The art for the issue isn’t horrible, though I’m not terribly impressed–particularly compared to the cover. I know my attitude toward the visuals is partially the actual style and partially that I don’t care for some of the character designs or “new looks” or such. It’s also “tainted” by my presently re-reading old X-Men issues from late 1994 and loving those–for the nostalgia and the art and familiarity from my past. There’s really no way this issue can hold up visually to the likes of Kubert or Jim Lee or other artists whose work I particularly enjoyed twenty years ago. Yardin‘s cover drawing me in the way it did makes me think I’d enjoy his work on the interior, though.

The story itself seems solid enough, and I was absolutely THRILLED at the actual use of CONTINUITY, that the notion of Xavier and Magneto having become friends while working at a hospital in Israel is still there, and the presence of Gabrielle Haller. Stuff that I’d almost have “expected” to be swept under the rug in favor of some other “take” on the characters’ relationship, some other period of time instead of something that’s been touched on before. While I don’t care whatsoever for the Baron Strucker stuff, and struggled to recall what little I knew/know or thought I knew/know, I know the characters didn’t jump from what we see in Legion Quest to a “present day,” and so it makes sense they’d have other adventures and such. I just don’t much care for the constant “inbreeding” of the same body of established characters being constantly revealed to have had earlier and earlier and earlier interactions/involvements with each other, knowingly or otherwise.

But ultimately, while I WANTED to like this issue, it manages to fall short of my expectations–perhaps because this IS just a single chapter of something much larger, and I’m out of the loop and all that.

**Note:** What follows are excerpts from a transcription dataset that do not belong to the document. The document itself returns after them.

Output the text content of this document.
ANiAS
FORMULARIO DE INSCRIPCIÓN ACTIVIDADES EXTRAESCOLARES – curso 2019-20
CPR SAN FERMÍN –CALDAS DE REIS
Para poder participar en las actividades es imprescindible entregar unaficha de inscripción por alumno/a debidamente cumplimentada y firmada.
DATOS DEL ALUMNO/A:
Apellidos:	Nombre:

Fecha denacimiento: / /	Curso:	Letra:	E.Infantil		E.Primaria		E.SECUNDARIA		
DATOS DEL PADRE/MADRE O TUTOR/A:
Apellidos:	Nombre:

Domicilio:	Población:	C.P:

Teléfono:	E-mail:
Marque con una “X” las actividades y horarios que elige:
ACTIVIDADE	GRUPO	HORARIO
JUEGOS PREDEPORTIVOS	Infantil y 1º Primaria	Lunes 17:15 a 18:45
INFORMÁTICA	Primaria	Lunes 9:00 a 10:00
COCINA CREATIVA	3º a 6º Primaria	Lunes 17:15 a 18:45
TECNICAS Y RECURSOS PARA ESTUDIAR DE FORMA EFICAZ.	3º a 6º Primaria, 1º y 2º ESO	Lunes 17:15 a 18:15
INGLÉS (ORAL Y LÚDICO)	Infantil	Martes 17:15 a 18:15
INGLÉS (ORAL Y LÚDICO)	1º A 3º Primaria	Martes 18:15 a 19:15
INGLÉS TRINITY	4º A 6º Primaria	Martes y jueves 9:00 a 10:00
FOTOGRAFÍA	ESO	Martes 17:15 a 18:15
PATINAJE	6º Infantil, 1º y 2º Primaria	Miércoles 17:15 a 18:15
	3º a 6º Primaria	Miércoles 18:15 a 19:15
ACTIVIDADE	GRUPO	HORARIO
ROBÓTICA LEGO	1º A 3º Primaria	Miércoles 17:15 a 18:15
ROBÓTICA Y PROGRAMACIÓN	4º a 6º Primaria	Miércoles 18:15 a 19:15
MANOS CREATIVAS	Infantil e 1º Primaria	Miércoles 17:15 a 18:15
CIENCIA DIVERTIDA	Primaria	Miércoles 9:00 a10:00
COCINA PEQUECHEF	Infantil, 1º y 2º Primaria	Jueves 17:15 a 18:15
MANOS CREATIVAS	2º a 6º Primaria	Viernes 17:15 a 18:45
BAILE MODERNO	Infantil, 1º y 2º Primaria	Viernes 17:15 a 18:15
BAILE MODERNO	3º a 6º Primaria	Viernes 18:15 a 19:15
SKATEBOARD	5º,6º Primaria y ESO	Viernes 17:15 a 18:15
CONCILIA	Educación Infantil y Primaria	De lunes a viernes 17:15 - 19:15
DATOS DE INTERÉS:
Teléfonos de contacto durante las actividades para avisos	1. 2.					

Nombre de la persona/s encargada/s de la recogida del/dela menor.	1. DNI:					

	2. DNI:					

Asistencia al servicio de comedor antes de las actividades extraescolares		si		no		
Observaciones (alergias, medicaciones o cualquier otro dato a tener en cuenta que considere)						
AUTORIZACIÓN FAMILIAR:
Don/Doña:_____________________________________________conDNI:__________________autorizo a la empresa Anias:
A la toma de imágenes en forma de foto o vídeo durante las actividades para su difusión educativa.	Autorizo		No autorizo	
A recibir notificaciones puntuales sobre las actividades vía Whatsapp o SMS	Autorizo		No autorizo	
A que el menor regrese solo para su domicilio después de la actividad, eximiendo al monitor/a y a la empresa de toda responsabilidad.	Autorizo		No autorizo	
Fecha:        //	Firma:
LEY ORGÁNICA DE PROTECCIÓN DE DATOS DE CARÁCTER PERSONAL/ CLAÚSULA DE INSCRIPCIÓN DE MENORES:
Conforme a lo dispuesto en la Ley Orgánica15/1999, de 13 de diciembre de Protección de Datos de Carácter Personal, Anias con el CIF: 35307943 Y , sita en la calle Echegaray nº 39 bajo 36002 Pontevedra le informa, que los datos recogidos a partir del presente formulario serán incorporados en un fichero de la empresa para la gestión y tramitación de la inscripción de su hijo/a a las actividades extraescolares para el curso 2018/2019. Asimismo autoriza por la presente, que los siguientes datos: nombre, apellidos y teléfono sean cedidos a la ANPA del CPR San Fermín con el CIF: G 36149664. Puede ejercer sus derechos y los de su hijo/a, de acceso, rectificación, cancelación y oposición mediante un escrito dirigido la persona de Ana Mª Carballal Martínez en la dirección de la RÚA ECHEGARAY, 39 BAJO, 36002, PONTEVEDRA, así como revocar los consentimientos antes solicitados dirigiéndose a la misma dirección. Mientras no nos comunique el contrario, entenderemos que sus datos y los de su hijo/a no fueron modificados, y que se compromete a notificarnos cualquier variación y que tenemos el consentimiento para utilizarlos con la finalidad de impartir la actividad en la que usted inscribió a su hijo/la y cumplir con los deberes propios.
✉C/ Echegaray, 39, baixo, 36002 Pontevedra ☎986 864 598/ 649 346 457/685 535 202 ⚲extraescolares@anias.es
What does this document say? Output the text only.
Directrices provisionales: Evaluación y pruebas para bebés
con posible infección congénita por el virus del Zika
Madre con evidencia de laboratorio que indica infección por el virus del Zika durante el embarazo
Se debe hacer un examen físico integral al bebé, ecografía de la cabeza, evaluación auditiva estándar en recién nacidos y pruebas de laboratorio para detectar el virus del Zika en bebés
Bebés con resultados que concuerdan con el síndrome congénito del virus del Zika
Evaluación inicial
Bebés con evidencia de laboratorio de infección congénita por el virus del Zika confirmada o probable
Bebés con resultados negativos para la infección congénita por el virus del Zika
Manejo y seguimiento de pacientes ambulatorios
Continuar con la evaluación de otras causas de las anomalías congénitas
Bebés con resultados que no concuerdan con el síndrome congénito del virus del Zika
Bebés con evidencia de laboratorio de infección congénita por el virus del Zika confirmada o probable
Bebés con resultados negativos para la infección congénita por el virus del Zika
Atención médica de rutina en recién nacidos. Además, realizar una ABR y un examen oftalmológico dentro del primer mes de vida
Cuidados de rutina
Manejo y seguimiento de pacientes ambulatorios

I’m not overly thrilled to have spent $4 on the issue and had so little Magneto/Xavier as well as so little Magneto vs. Red Skull in direct confrontation, etc. I might be somewhat interested in this Axis event later if I can get a collected volume or the single issues cheaply, but despite being a bit intrigued (was it actually Magneto that set the entire Axis thing in motion, I’m curious about and don’t know from just this issue) I’m not motivated by this issue to chase down anything else for Axis, nor am I left with any particular desire to get the next issue.

This is probably a great issue for ongoing readers of the title; I can’t speak to its place or value in the overall Axis story, though…this doesn’t seem to convey anything one can’t get from the main series, and I actually have the feeling one would appreciate this issue more WITH the main Axis series being read.

There are worse issues one could randomly grab from the middle of a run, inside the middle of an event, I’m sure. But unless you’re specifically following the event or this title anyway, this does not seem particularly worth its $3.99 cover price and I am not going to keep chasing the bait of hoping to see more Magneto/Xavier stuff.